Home Infrastructure Environmental – Green Industries Paper recycling: time to box clever

SOUTH Africa’s paper recovery rate is at 68.5% with 1.2 million tonnes of recyclable paper products diverted from landfill during 2019, according to Anele Sololo, General Manager of RecyclePaperZA, the paper recycling association of South Africa.

“Although the paper recovery rate was slightly down on 2018, the same tonnage was diverted from landfill at 1.2 million tonnes,” said Sololo, noting that there is often a lag between consumer or industrial use, and the recycling or manufacturing into new product.

She said the percentage drop could also be attributed to companies holding stock of paper products and recovered paper for recycling or waste traders awaiting better export opportunities.

During 2019, there was also an increase in export sales of packaged agricultural and non-agricultural products, which meant that less packaging – around 280 000 tonnes – was available for domestic recovery and recycling.

Sololo said RecyclePaperZA was encouraged to see more brands looking at paper-based packaging solutions as paper offers something that no other packaging material does – it stores carbon. Absorbed by trees during photosynthesis, the carbon remains locked up in wood and paper products for their lifecycle.

“Paper recycling helps to keep the carbon locked up for longer and out of the atmosphere,” she said, adding that paper is only sourced from sustainably managed timber plantations. “This makes paper a renewable resource too.”

The COVID-19 pandemic, lockdown and slowed economy have resulted in reduced availability of used white paper, newspapers and cardboard boxes.

“In contrast to late last year, when the market was in a cycle of oversupply, we are now experiencing reduced supply and increased demand for paper fibre.

Sololo said that with offices and schools closed, there is less used office paper available for recycling. White paper is a recycling staple, especially in the production of tissue products.

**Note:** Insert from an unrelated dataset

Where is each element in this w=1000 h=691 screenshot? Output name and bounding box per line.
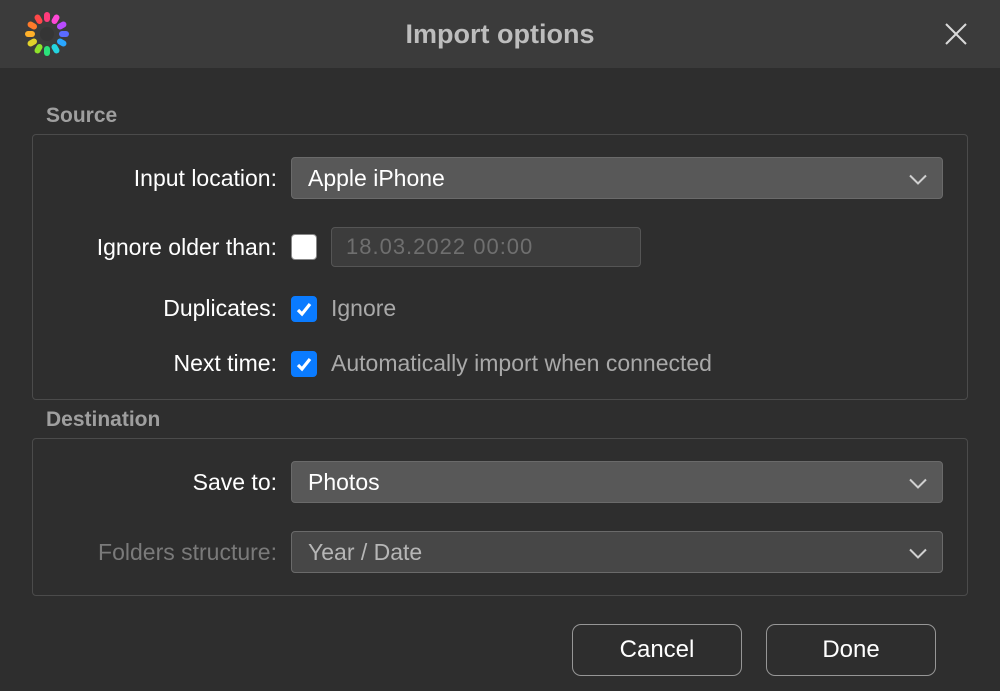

With fewer physical newspapers in circulation during lockdown, there was less of this grade available for use in moulded fibre products such as egg boxes and takeaway cup holders. “Sadly, we have also seen a number of magazine titles closing down.”

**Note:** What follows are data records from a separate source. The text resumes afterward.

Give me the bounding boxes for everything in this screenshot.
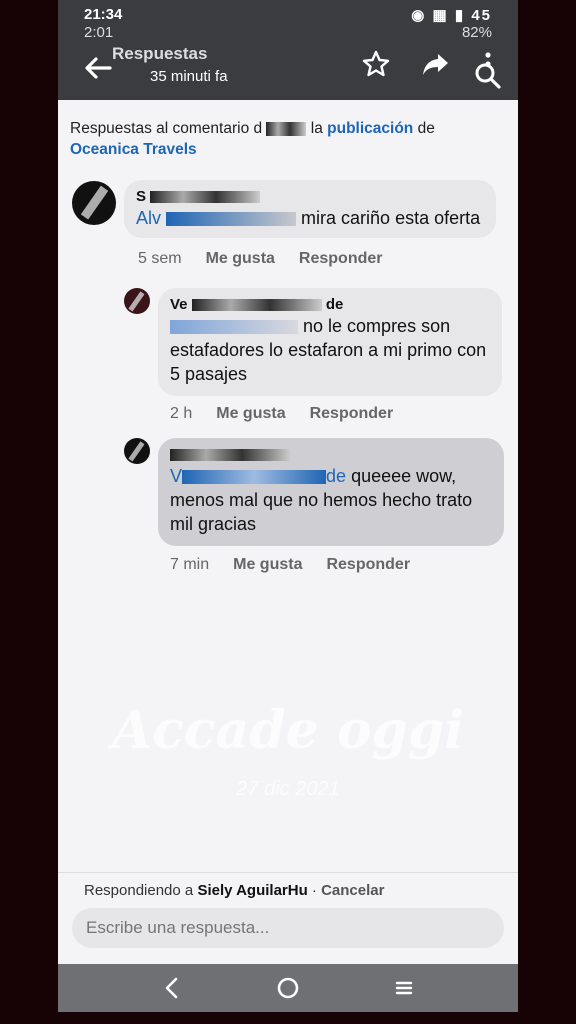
mention-link[interactable]: Alv <box>136 208 161 228</box>
like-button[interactable]: Me gusta <box>233 556 302 574</box>
context-middle: la <box>310 120 323 137</box>
page-subtitle: 35 minuti fa <box>150 68 228 85</box>
avatar[interactable] <box>124 288 150 314</box>
reply-button[interactable]: Responder <box>310 405 394 423</box>
comment-actions: 7 min Me gusta Responder <box>170 556 410 574</box>
comment-author[interactable]: Ve de <box>170 296 490 314</box>
author-name: S <box>136 188 147 205</box>
page-title: Respuestas <box>112 44 208 63</box>
star-icon[interactable] <box>360 48 392 80</box>
status-icons: ◉ ▦ ▮ 45 <box>411 7 492 24</box>
redacted-block <box>150 191 261 204</box>
comment-body: mira cariño esta oferta <box>301 208 481 228</box>
replying-to: Respondiendo a Siely AguilarHu · Cancela… <box>84 882 384 899</box>
redacted-block <box>191 299 322 312</box>
comment-context: Respuestas al comentario d la publicació… <box>70 118 500 160</box>
system-nav-bar <box>58 964 518 1012</box>
nav-home-icon[interactable] <box>274 974 302 1002</box>
redacted-block <box>170 320 298 335</box>
mention-link[interactable]: V <box>170 466 182 486</box>
comment-actions: 5 sem Me gusta Responder <box>138 250 383 268</box>
comment-actions: 2 h Me gusta Responder <box>170 405 393 423</box>
back-arrow-icon[interactable] <box>80 50 116 86</box>
comment-bubble: Ve de no le compres son estafadores lo e… <box>158 288 502 396</box>
watermark-title: Accade oggi <box>111 700 465 761</box>
comment-text: no le compres son estafadores lo estafar… <box>170 314 490 386</box>
avatar[interactable] <box>72 181 116 225</box>
inner-status-bar: 2:01 82% <box>84 24 492 41</box>
publication-link[interactable]: publicación <box>327 120 413 137</box>
replying-name: Siely AguilarHu <box>197 882 308 899</box>
comment-time: 5 sem <box>138 250 182 267</box>
author-name: Ve <box>170 296 188 313</box>
status-time: 21:34 <box>84 6 123 23</box>
inner-battery-level: 82% <box>461 24 492 41</box>
comment-bubble: S Alv mira cariño esta oferta <box>124 180 496 238</box>
comment-time: 2 h <box>170 405 193 422</box>
watermark-date: 27 dic 2021 <box>236 778 340 800</box>
comment-body: menos mal que no hemos hecho trato mil g… <box>170 490 473 534</box>
avatar[interactable] <box>124 438 150 464</box>
battery-level: 45 <box>471 7 492 24</box>
context-suffix: de <box>417 120 435 137</box>
context-prefix: Respuestas al comentario d <box>70 120 263 137</box>
comment-author[interactable] <box>170 446 492 464</box>
nav-recents-icon[interactable] <box>390 974 418 1002</box>
like-button[interactable]: Me gusta <box>216 405 285 423</box>
comment-author[interactable]: S <box>136 188 484 206</box>
comment-text: Vde queeee wow, menos mal que no hemos he… <box>170 464 492 536</box>
comment-body-line1: queeee wow, <box>351 466 457 486</box>
top-bar: 21:34 ◉ ▦ ▮ 45 2:01 82% Respuestas 35 mi… <box>58 0 518 100</box>
comment-bubble: Vde queeee wow, menos mal que no hemos he… <box>158 438 504 546</box>
replying-prefix: Respondiendo a <box>84 882 194 899</box>
redacted-block <box>166 212 297 227</box>
redacted-block <box>170 449 290 462</box>
status-bar: 21:34 ◉ ▦ ▮ 45 <box>84 6 492 24</box>
separator: · <box>307 882 322 899</box>
mention-link-end[interactable]: de <box>326 466 346 486</box>
reply-button[interactable]: Responder <box>299 250 383 268</box>
nav-back-icon[interactable] <box>158 974 186 1002</box>
reply-button[interactable]: Responder <box>326 556 410 574</box>
comment-time: 7 min <box>170 556 210 573</box>
redacted-block <box>182 470 327 485</box>
cancel-reply-button[interactable]: Cancelar <box>321 882 384 899</box>
reply-input[interactable] <box>72 908 504 948</box>
inner-status-time: 2:01 <box>84 24 114 41</box>
comment-text: Alv mira cariño esta oferta <box>136 206 484 230</box>
page-link[interactable]: Oceanica Travels <box>70 141 197 158</box>
like-button[interactable]: Me gusta <box>206 250 275 268</box>
redacted-block <box>266 121 307 136</box>
share-icon[interactable] <box>420 48 452 80</box>
phone-screen: 21:34 ◉ ▦ ▮ 45 2:01 82% Respuestas 35 mi… <box>58 0 518 1012</box>
author-name-end: de <box>325 296 344 313</box>
more-icon[interactable] <box>480 50 496 78</box>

As the economy opens up, RecyclePaperZA members are hoping that the supply-demand ratio will even out, in particular in the e-commerce market. “Remember to recycle those online shopping boxes,” said Sololo.

Among the most recycled paper-based items in 2019 were cardboard boxes at 71% while office paper recovery and beverage cartons sit at 16% and 10% respectively.

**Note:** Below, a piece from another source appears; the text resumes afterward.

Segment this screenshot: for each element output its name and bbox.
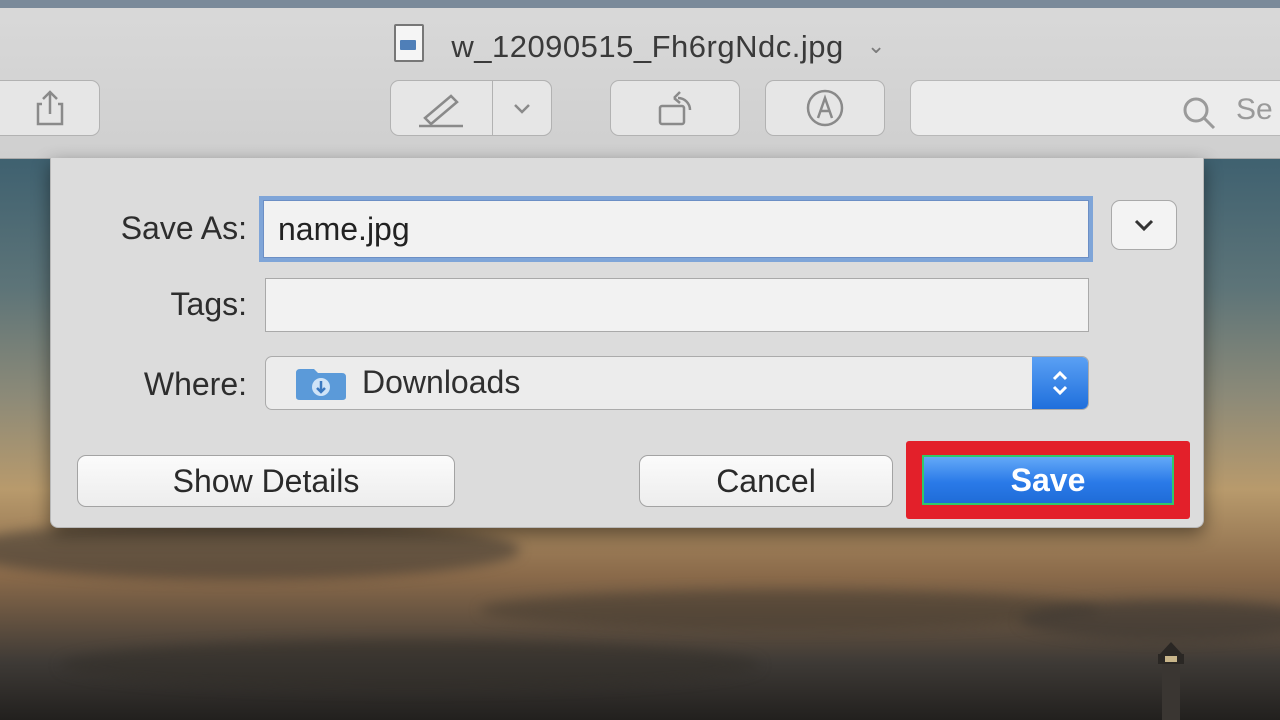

“We continue to work with our members, along with Fibre Circle, the producer responsibility organisation for our sector, to emphasise how important recycling is, and why brand owners and retailers must design paper products for easy recycling.”

She said successful recycling goes far beyond putting something into a separate bin. It requires a collective effort – from producers and retailers who sell packaged products, to consumers who use them, along with the recycling industry – from collectors to recycling mills.

“Every company and individual in South Africa can play a part in ensuring that used paper, boxes, milk and juice cartons and paper cups get to the recycling mill and are made into new products we use every day.”

The recycling economy not only provides an environmental service, it preserves jobs and livelihoods and provides packaging and tissue manufacturers with raw material. Sololo said that one job is sustained for every 40 tonnes of paper recycled.